Detailed chemical kinetics model for supercritical water oxidation of C 1 compounds and H 2

Abstract

A detailed chemical kinetics model comprising 148 reversible elementory reactions for the supercritical water oxidation (SCWO) of methane, methanol, carbon monoxide and hydrogen was developed. Rate constants were taken from previous critical evaluations. The Lindemann model, at times modified with a broadening parameter, was used to account for the effects of pressure on the kinetics of unimolecular reactions. Model predictions were compared with published experimental SCWO kinetics data for 450–650°C and 240–250 atm. The model correctly predicted global reaction orders for all four fuels to within their uncertainties. In addition, the model correctly predicted that the global reaction orders for O 2 during methanol and hydrogen oxidation were essentially zero, and that the O 2 concentration had the greatest effect on the methane oxidation rate. The pseudo-first-order rate constants predicted by the model were consistently higher than the experimental values, but the global activation energies were predicted correctly for methane oxidation and for CO and H 2 oxidation at high temperatures. The model's predictions generally became worse as the temperature decreased toward the critical point of water.
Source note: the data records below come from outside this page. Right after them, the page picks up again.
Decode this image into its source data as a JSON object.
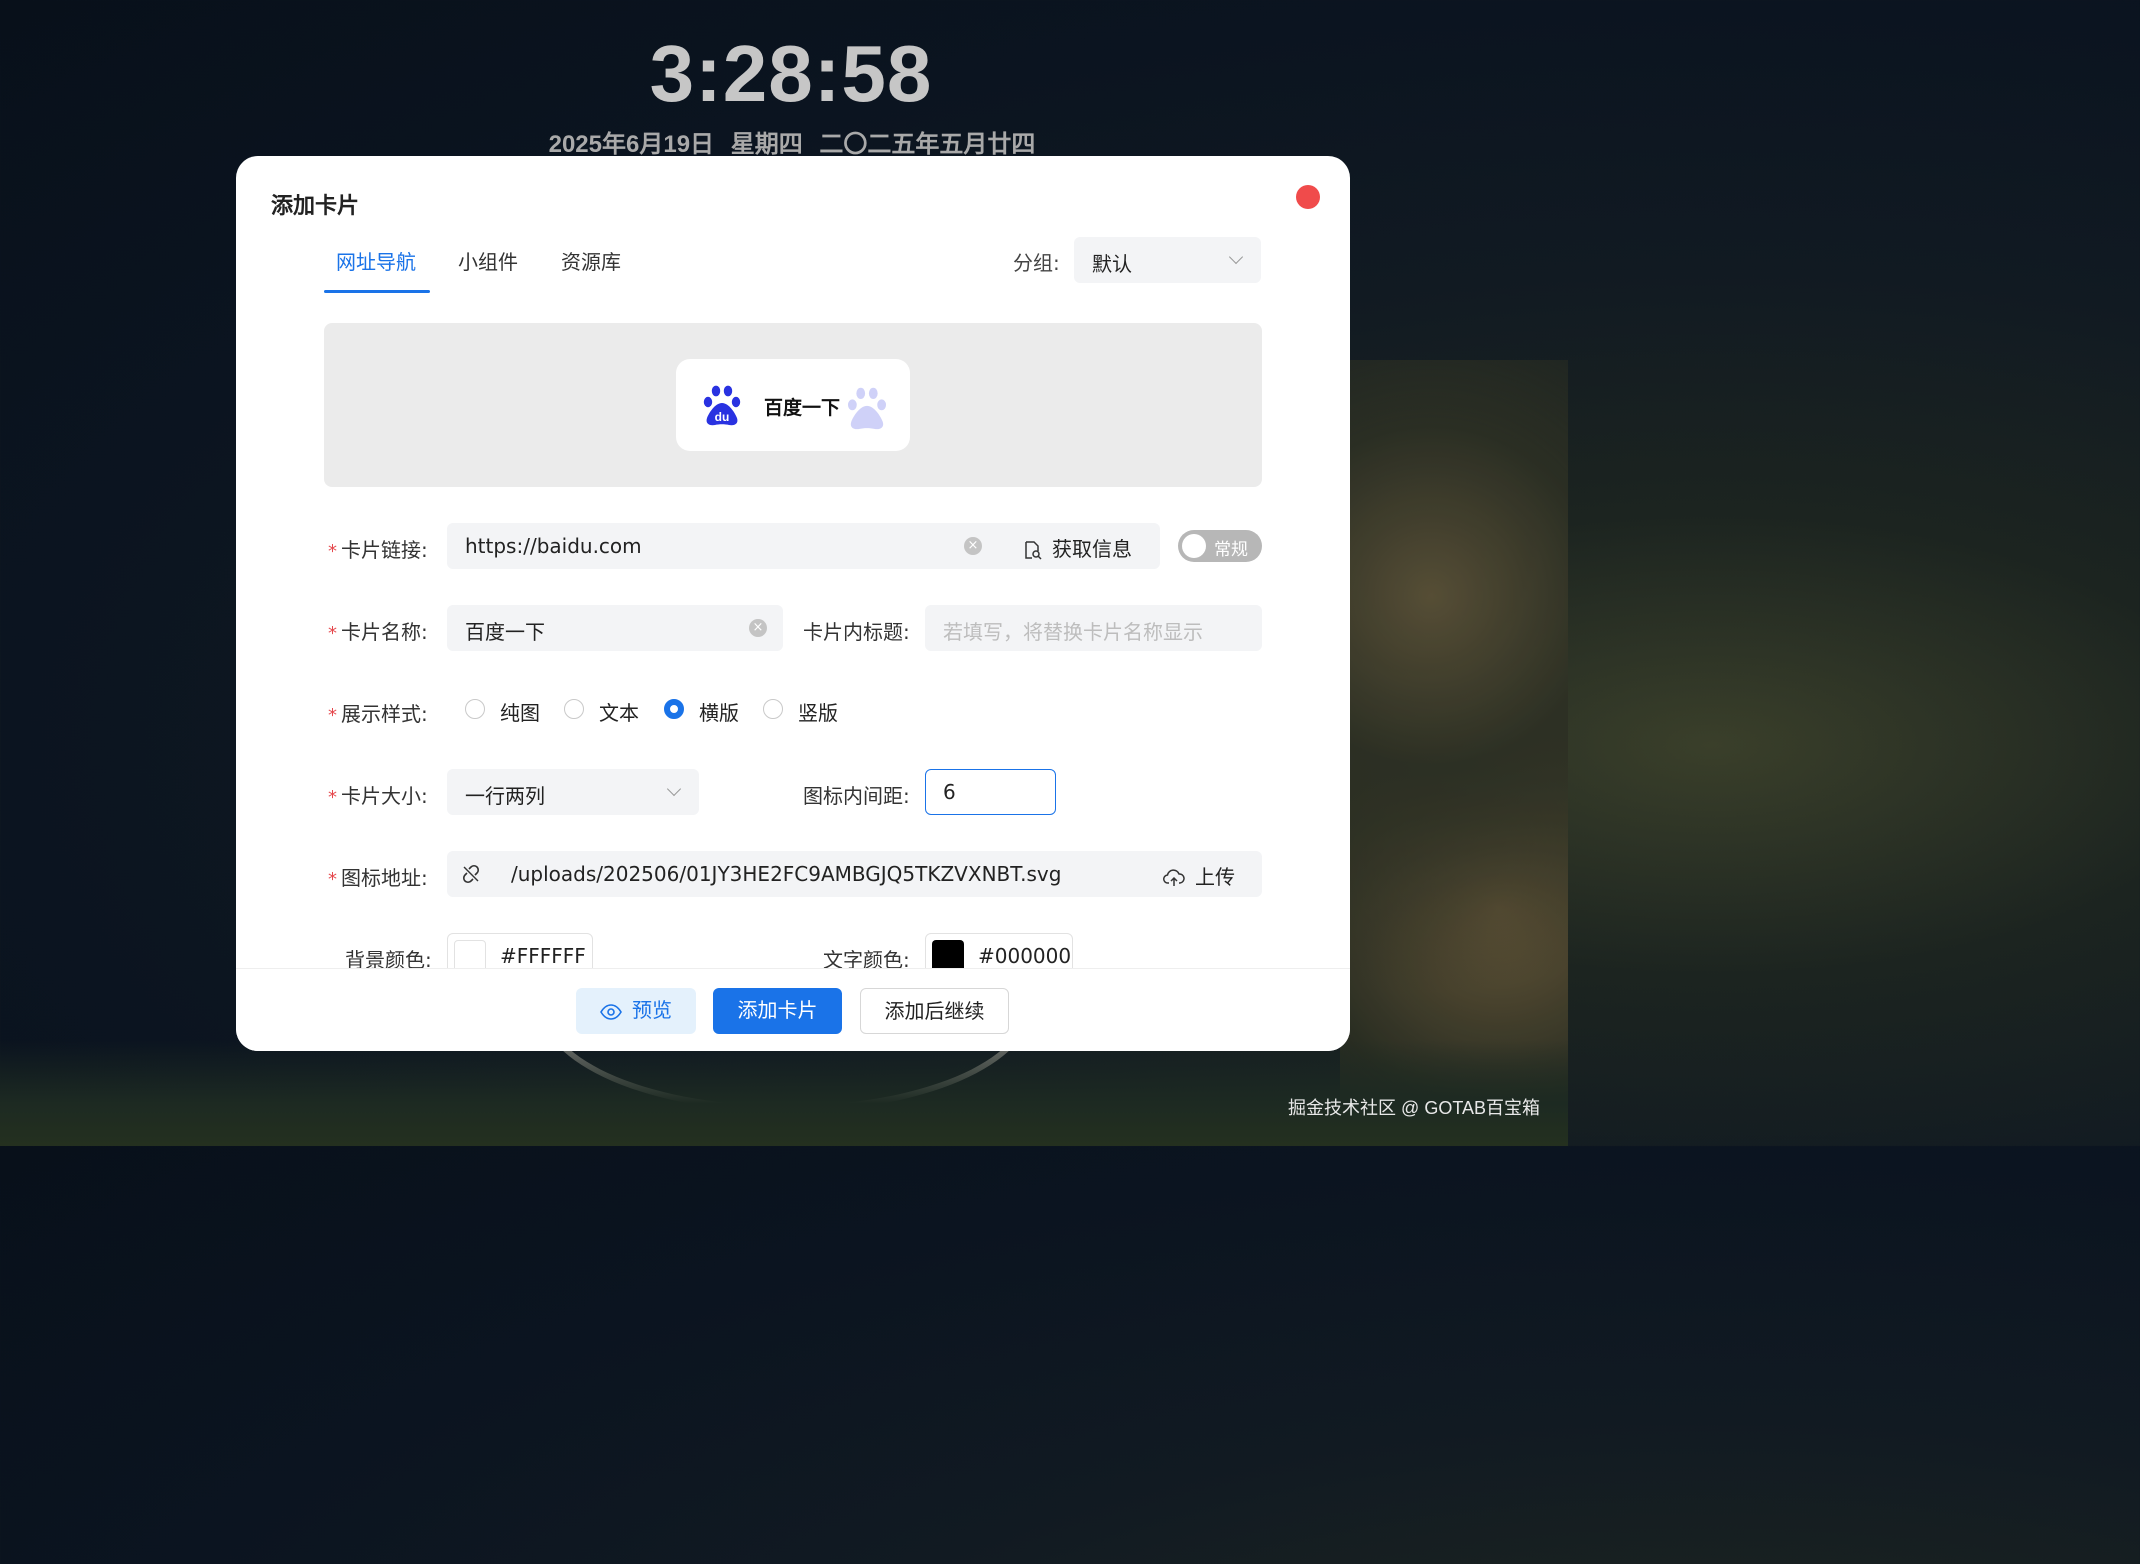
{
  "clock": {
    "time": "3:28:58",
    "date": "2025年6月19日 星期四 二〇二五年五月廿四"
  },
  "dialog": {
    "title": "添加卡片",
    "tabs": [
      {
        "label": "网址导航",
        "active": true
      },
      {
        "label": "小组件"
      },
      {
        "label": "资源库"
      }
    ],
    "group": {
      "label": "分组:",
      "value": "默认"
    },
    "preview_card": {
      "name": "百度一下",
      "logo_icon": "baidu-paw-icon"
    },
    "form": {
      "card_link": {
        "label": "卡片链接:",
        "value": "https://baidu.com",
        "fetch_label": "获取信息"
      },
      "toggle": {
        "label": "常规",
        "on": false
      },
      "card_name": {
        "label": "卡片名称:",
        "value": "百度一下"
      },
      "card_subtitle": {
        "label": "卡片内标题:",
        "placeholder": "若填写，将替换卡片名称显示"
      },
      "display_style": {
        "label": "展示样式:",
        "options": [
          "纯图",
          "文本",
          "横版",
          "竖版"
        ],
        "selected": "横版"
      },
      "card_size": {
        "label": "卡片大小:",
        "value": "一行两列"
      },
      "icon_padding": {
        "label": "图标内间距:",
        "value": "6"
      },
      "icon_url": {
        "label": "图标地址:",
        "value": "/uploads/202506/01JY3HE2FC9AMBGJQ5TKZVXNBT.svg",
        "upload_label": "上传"
      },
      "bg_color": {
        "label": "背景颜色:",
        "value": "#FFFFFF"
      },
      "text_color": {
        "label": "文字颜色:",
        "value": "#000000"
      }
    },
    "footer": {
      "preview": "预览",
      "add": "添加卡片",
      "add_continue": "添加后继续"
    }
  },
  "watermark": "掘金技术社区 @ GOTAB百宝箱",
  "colors": {
    "accent": "#1a73e8",
    "close": "#f04b4b",
    "baidu_blue": "#2932e1"
  }
}
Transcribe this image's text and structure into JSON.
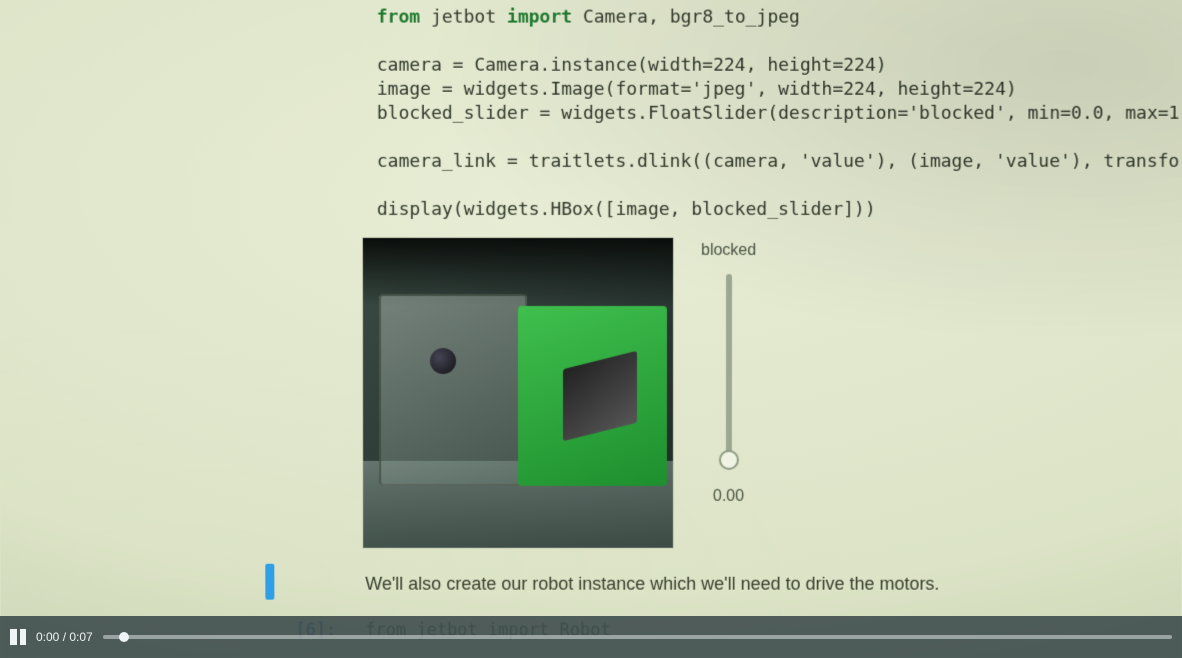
{
  "code": {
    "line1": "from jetbot import Camera, bgr8_to_jpeg",
    "blank1": "",
    "line2": "camera = Camera.instance(width=224, height=224)",
    "line3": "image = widgets.Image(format='jpeg', width=224, height=224)",
    "line4": "blocked_slider = widgets.FloatSlider(description='blocked', min=0.0, max=1",
    "blank2": "",
    "line5": "camera_link = traitlets.dlink((camera, 'value'), (image, 'value'), transfo",
    "blank3": "",
    "line6": "display(widgets.HBox([image, blocked_slider]))"
  },
  "slider": {
    "label": "blocked",
    "value": "0.00"
  },
  "markdown": {
    "text": "We'll also create our robot instance which we'll need to drive the motors."
  },
  "next_cell": {
    "prompt": "[6]:",
    "code": "from jetbot import Robot"
  },
  "video": {
    "current": "0:00",
    "sep": " / ",
    "duration": "0:07"
  }
}
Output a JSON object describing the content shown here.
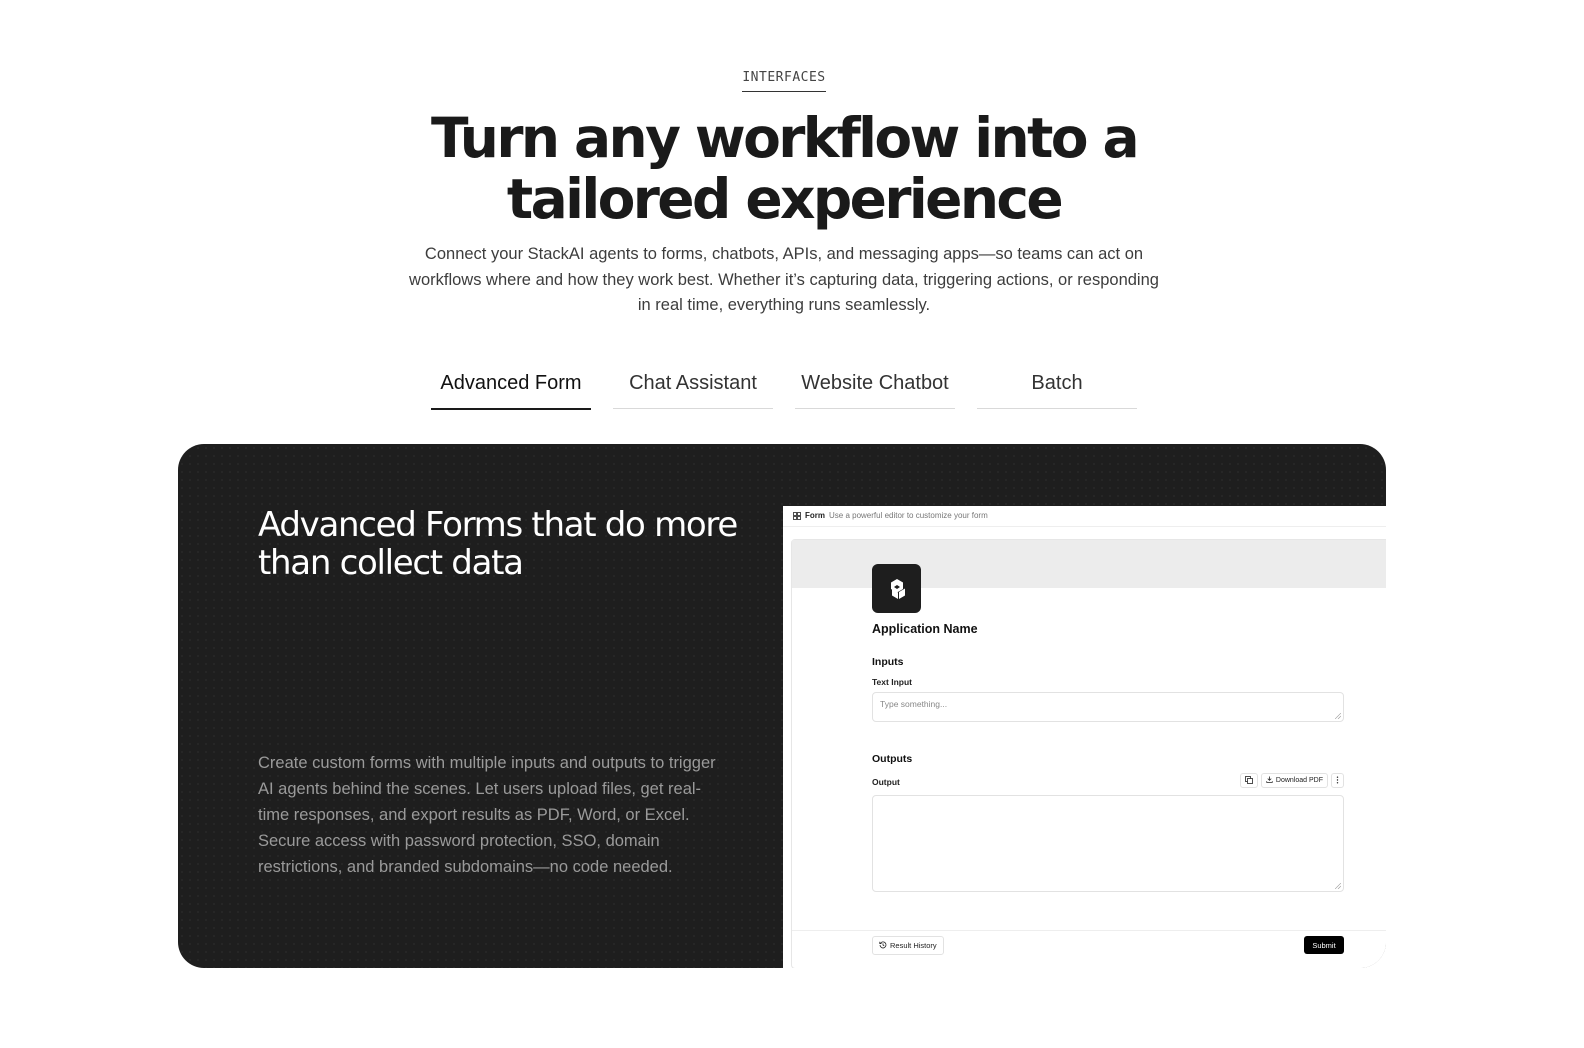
{
  "section": {
    "eyebrow": "INTERFACES",
    "headline_line1": "Turn any workflow into a",
    "headline_line2": "tailored experience",
    "subtitle": "Connect your StackAI agents to forms, chatbots, APIs, and messaging apps—so teams can act on workflows where and how they work best. Whether it’s capturing data, triggering actions, or responding in real time, everything runs seamlessly."
  },
  "tabs": [
    {
      "label": "Advanced Form",
      "active": true
    },
    {
      "label": "Chat Assistant",
      "active": false
    },
    {
      "label": "Website Chatbot",
      "active": false
    },
    {
      "label": "Batch",
      "active": false
    }
  ],
  "panel": {
    "title": "Advanced Forms that do more than collect data",
    "description": "Create custom forms with multiple inputs and outputs to trigger AI agents behind the scenes. Let users upload files, get real-time responses, and export results as PDF, Word, or Excel. Secure access with password protection, SSO, domain restrictions, and branded subdomains—no code needed."
  },
  "preview": {
    "header_title": "Form",
    "header_hint": "Use a powerful editor to customize your form",
    "app_name": "Application Name",
    "inputs_label": "Inputs",
    "text_input_label": "Text Input",
    "text_input_placeholder": "Type something...",
    "outputs_label": "Outputs",
    "output_label": "Output",
    "download_label": "Download PDF",
    "history_label": "Result History",
    "submit_label": "Submit",
    "icons": [
      "grid-icon",
      "app-logo-icon",
      "copy-icon",
      "download-icon",
      "more-icon",
      "history-icon"
    ]
  },
  "colors": {
    "panel_bg": "#1e1e1e",
    "headline": "#1a1a1a",
    "panel_desc": "#9a9a9a",
    "submit_bg": "#000000"
  }
}
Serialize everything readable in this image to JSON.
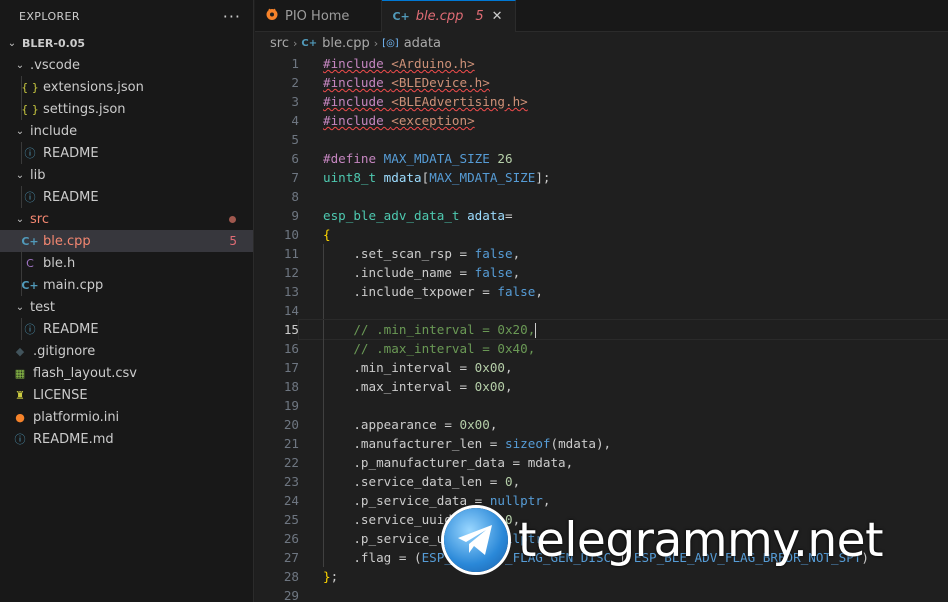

A sensitivity analysis revealed that fewer than 20 elementaty reactions largely controlled the oxidation kinetics for the compounds studied. Nearly half of these reactions involved HO 2 , which is an important free radical for SCWO. Quantitative agreement with the experimental methane conversions was obtained by adjusting the preexponential factors for three elementary reactions within their uncertainties. It could also be obtained by using the JANAF value (0.5 kcal/mol) for the standard heat of formation of HO 2 , but this value is lower than other recently recommended values.